Both algorithms and environments can register the stats they want to collect:
```rust
use ember_rl::stats::{StatsTracker, StatSource, Mean, Max, Std, RollingMean};
// Default tracker: episode_reward (mean) and episode_length (mean)
let mut tracker = StatsTracker::new()
.with("reward_max", StatSource::TotalReward, Max::default())
.with("reward_std", StatSource::TotalReward, Std::default())
.with_custom("last10_reward", |r| r.total_reward, RollingMean::new(10));
tracker.update(&episode_record);
let summary = tracker.summary(); // HashMap<String, f64>
```
Available aggregators: `Mean`, `Max`, `Min`, `Last`, `RollingMean`, `Std`.
Per-episode dynamics (e.g. training loss) are captured by the agent via its own
internal aggregators and exposed through `LearningAgent::episode_extras()`.
These are merged with environment extras (`Environment::episode_extras()` from
`rl-traits`) into each `EpisodeRecord` automatically by `TrainingSession`.
## Implementing `ObservationEncoder`
`ember-rl` bridges the generic `rl-traits` world to Burn tensors through two
traits you implement for your observation and action types:
```rust
use ember_rl::encoding::{ObservationEncoder, DiscreteActionMapper};
struct MyEncoder;
impl<B: Backend> ObservationEncoder<Vec<f32>, B> for MyEncoder {
fn obs_size(&self) -> usize { 4 }
fn encode(&self, obs: &Vec<f32>, device: &B::Device) -> Tensor<B, 1> {
Tensor::from_floats(obs.as_slice(), device)
}
}
struct MyMapper;
impl DiscreteActionMapper<MyAction> for MyMapper {
fn num_actions(&self) -> usize { 2 }
fn action_to_index(&self, action: &MyAction) -> usize { /* ... */ 0 }
fn index_to_action(&self, index: usize) -> MyAction { /* ... */ }
}
```
Built-in `VecEncoder` and `UsizeActionMapper` cover the common `Vec<f32>` /
`usize` case without any boilerplate.
## Reference environments
Enable with `--features envs`:
```toml
ember-rl = { version = "0.3", features = ["envs"] }
```
| `CartPole-v1` | Classic balance task matching the Gymnasium spec |
## Running the CartPole example
```
# Train (saves checkpoints to runs/cartpole/v1/<timestamp>/)
cargo run --example cartpole --features envs --release
# Eval from the latest saved run
cargo run --example cartpole --features envs --release -- --eval runs/cartpole/v1
```
## DQN notes
- **Two separate RNGs.** The agent uses independent RNGs for ε-greedy exploration
and replay buffer sampling. Sharing a single RNG causes subtle learning instability.
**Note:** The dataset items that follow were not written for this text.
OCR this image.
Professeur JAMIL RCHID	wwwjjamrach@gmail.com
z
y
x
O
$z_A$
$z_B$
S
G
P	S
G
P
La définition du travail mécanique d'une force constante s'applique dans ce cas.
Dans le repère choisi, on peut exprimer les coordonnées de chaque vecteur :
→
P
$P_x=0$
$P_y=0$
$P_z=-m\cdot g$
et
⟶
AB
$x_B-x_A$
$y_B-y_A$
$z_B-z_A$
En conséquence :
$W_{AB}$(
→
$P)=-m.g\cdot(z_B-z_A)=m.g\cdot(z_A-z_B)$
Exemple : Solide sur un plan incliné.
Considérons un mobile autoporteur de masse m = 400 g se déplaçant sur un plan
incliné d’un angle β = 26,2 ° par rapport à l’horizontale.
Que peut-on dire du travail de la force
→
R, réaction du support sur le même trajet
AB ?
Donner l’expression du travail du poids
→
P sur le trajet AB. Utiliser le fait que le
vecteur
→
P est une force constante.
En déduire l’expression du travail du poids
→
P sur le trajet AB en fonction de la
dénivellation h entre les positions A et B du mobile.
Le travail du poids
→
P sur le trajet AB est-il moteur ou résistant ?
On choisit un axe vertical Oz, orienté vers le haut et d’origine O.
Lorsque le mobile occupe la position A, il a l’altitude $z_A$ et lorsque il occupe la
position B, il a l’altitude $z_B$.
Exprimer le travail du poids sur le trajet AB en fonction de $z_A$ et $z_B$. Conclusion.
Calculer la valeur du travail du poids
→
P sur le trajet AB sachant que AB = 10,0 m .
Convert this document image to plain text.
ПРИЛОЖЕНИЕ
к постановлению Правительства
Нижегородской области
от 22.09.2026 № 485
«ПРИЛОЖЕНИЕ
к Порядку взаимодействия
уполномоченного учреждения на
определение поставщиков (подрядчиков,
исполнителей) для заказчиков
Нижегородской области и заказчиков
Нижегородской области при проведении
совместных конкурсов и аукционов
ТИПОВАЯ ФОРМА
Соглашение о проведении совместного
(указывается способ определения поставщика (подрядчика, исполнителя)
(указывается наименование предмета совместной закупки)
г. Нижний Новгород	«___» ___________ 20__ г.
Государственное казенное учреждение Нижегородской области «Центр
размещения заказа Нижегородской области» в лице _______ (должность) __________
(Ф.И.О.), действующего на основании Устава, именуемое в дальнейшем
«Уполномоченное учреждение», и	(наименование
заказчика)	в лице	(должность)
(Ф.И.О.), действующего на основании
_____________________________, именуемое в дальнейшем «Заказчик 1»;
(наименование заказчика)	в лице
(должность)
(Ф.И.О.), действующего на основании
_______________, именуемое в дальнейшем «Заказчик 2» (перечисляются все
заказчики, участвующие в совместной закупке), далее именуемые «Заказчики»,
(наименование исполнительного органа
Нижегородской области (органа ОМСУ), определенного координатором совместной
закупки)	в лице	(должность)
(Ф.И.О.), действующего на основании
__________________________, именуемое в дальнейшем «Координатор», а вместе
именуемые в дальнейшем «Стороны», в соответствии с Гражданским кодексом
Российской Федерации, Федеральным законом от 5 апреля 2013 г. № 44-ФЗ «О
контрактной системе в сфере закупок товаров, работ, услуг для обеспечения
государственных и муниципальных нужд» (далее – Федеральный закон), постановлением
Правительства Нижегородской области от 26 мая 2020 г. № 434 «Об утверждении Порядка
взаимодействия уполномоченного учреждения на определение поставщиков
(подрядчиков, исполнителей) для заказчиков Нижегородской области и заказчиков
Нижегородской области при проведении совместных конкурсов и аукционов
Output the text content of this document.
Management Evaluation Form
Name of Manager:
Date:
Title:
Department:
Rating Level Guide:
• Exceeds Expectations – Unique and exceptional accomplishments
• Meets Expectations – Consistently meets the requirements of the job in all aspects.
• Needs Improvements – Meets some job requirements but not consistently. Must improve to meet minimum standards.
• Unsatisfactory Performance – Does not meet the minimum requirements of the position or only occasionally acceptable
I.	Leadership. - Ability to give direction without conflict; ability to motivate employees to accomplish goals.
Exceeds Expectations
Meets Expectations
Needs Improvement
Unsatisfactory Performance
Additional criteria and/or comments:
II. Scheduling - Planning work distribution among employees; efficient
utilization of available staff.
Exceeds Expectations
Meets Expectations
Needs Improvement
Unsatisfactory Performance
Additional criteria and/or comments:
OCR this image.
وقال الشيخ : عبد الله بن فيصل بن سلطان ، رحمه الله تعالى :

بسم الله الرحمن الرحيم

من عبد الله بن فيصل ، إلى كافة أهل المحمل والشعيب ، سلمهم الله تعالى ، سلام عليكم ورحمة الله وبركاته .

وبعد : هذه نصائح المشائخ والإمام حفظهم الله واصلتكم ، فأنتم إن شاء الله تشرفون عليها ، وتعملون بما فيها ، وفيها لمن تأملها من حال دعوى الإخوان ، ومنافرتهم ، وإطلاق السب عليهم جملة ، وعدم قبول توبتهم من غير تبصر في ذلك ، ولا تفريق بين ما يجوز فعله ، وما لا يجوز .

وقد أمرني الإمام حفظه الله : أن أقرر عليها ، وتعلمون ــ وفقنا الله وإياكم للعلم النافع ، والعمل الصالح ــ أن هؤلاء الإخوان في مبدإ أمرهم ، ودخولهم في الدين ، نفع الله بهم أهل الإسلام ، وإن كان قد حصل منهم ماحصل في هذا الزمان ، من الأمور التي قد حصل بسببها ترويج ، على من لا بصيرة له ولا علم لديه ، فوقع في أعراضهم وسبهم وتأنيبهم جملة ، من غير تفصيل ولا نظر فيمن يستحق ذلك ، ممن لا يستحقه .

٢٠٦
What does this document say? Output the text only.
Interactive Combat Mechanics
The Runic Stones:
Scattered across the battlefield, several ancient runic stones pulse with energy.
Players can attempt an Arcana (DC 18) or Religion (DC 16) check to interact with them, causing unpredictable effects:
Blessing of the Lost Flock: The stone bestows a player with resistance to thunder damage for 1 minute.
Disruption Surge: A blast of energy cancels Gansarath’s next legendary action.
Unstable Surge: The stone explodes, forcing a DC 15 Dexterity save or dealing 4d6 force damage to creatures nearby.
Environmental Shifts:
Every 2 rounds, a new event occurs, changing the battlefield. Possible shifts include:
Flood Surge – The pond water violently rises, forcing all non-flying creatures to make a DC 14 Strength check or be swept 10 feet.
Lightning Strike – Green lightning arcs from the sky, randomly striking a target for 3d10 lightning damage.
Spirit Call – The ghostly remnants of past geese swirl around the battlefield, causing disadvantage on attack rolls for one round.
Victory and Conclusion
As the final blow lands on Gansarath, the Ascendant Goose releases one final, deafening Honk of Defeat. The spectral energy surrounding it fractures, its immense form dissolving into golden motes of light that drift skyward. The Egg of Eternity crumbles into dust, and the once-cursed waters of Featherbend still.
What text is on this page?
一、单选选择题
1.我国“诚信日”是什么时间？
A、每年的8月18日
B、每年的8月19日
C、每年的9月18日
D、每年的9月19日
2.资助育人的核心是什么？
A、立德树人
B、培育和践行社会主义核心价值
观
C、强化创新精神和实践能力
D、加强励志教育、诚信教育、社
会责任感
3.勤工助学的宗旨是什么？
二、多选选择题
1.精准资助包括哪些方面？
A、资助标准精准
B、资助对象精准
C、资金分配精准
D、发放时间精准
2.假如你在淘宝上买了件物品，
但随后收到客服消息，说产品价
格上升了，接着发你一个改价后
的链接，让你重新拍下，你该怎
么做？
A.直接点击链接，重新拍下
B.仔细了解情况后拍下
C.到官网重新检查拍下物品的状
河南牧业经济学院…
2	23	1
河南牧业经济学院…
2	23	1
- **`DqnConfig::default()`** uses conservative general-purpose hyperparameters.
Domain-specific examples override them explicitly.
- **Epsilon decay** is linear from `epsilon_start` to `epsilon_end` over
`epsilon_decay_steps`, then flat.
- **Target network** is a hard-copy of the online network, updated every
`target_update_freq` steps.
- **Checkpoints** use Burn's `CompactRecorder` (MessagePack format, `.mpk`).
Only network weights are saved — sufficient for inference. Resume training
by calling `agent.load(path)` followed by `agent.set_total_steps(n)`.
## Development
This crate was developed with the assistance of AI coding tools (Claude by Anthropic).
## License
Licensed under either of [Apache License, Version 2.0](LICENSE-APACHE) or
[MIT License](LICENSE-MIT) at your option.